Louis Noirot (1820-1902)

Louis Noirot wurde im Elsaß geboren. Nach einer Lehre in der Werkstatt des Lithographen Brückert in Guebwiller, ging er nach Paris um sich dort zu verbessern, insbesondere auch in Chromolithographie (Verfahrensweise, die das Drucken verschiedener Farben durch aufeinander folgende Drucke ermöglicht). Im Jahr 1846 bekam er eine Stellung als Lithograph bei einem Drucker in Roanne und blieb definitiv in der Stadt. Einige Jahre später kaufte er die Druckerei mit seinem Bruder.
Ab 1855 begann er Landschaften zu malen, ganz besonders die Schlucht der Loire zwischen Villerest und St-Maurice, während er weiterhin Lithographien produzierte (z. B. das bekannte Album « Autour de Roanne et à travers le Forez » von 1881 – das mehrere Mal neu aufgelegt wurde).

Emile Noirot (1853-1924)

Louis Noirot war der erste Lehrer seines Sohns Émile im Zeichnen, der im Jahr 1874 nach Paris ging, um seine Lehre zu vollenden. Von den Künstlern der Schule von Barbizon beeinflußt, wendet er sich der Malerei von Landschaften in der freien Natur zu. Im Jahr 1881 kam er nach Roanne zurück, und wie sein Enkel Dominique Noirot berichtet „… er findet mit Genuss und Emotionen die Stellen des Tales der Loire wieder, wo er viele stille Stunden verbrachte, wie ein Jäger auf Lauer. Er beobachtet, erfasst und übersetzt die tausende Aspekte dieser nüchternen Landschaften… Er malt „seinen“ Fluss,… St Maurice und sein Wachtturm, überragend einen der wildesten Orte des Tales, unterstrichen durch die Überreste einer antiken Brücke. “ (Auszug von Seite 26 des Buches „Émile Noirot“, erschienen im Dezember 1997 und durch die Galerie Jean Pierre Prebet veröffentlicht).

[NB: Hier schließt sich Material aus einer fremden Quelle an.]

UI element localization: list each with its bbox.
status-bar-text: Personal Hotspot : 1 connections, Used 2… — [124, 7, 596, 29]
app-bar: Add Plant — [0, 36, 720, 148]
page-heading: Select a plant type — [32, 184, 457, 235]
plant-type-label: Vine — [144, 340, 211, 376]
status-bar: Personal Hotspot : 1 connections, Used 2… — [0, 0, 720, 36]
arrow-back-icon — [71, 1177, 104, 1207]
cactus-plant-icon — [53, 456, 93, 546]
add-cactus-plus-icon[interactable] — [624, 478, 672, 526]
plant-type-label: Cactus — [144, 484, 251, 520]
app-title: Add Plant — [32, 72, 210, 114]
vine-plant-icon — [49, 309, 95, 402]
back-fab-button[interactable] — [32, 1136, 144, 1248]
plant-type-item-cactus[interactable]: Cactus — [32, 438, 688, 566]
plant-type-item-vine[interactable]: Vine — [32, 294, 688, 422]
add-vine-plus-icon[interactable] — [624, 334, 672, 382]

Das Werk von Noirot ist unermesslich und vielfältig inspiriert von seinen Reisen sowohl in Frankreich als auch nach Italien. Trotzdem ist er immer der Region Roannaise und der Schlucht der Loire verbunden geblieben, die er auf seinen monumentalen Gemälden darstellte, angefertigt für die Stadt Roanne und der Préfecture Loire. Zu bemerken ist auch, dass die Gemälde, die von Pariser Jurys ausgewählt wurden, vom selben Thema waren: 1889 zur Weltausstellung erhielt « Le rocher de la Madone » (nahe vom Saut du Perron), einen Ehrenpreis; Auf der Weltausstellung 1893 in Chicago wurde Frankreich durch « Le Saut du Perron » repräsentiert und im selben Jahr erhielt « Lever de lune  à St-Maurice » auf dem Salon (salon annuel organisé par la Société des artistes français, au Palais des Champs-Elysées à Paris) die Medaille zweiter Klasse (die höchste Belohnung, da die Medaille erster Klasse vom Salon von 1893 nicht vergeben wurde).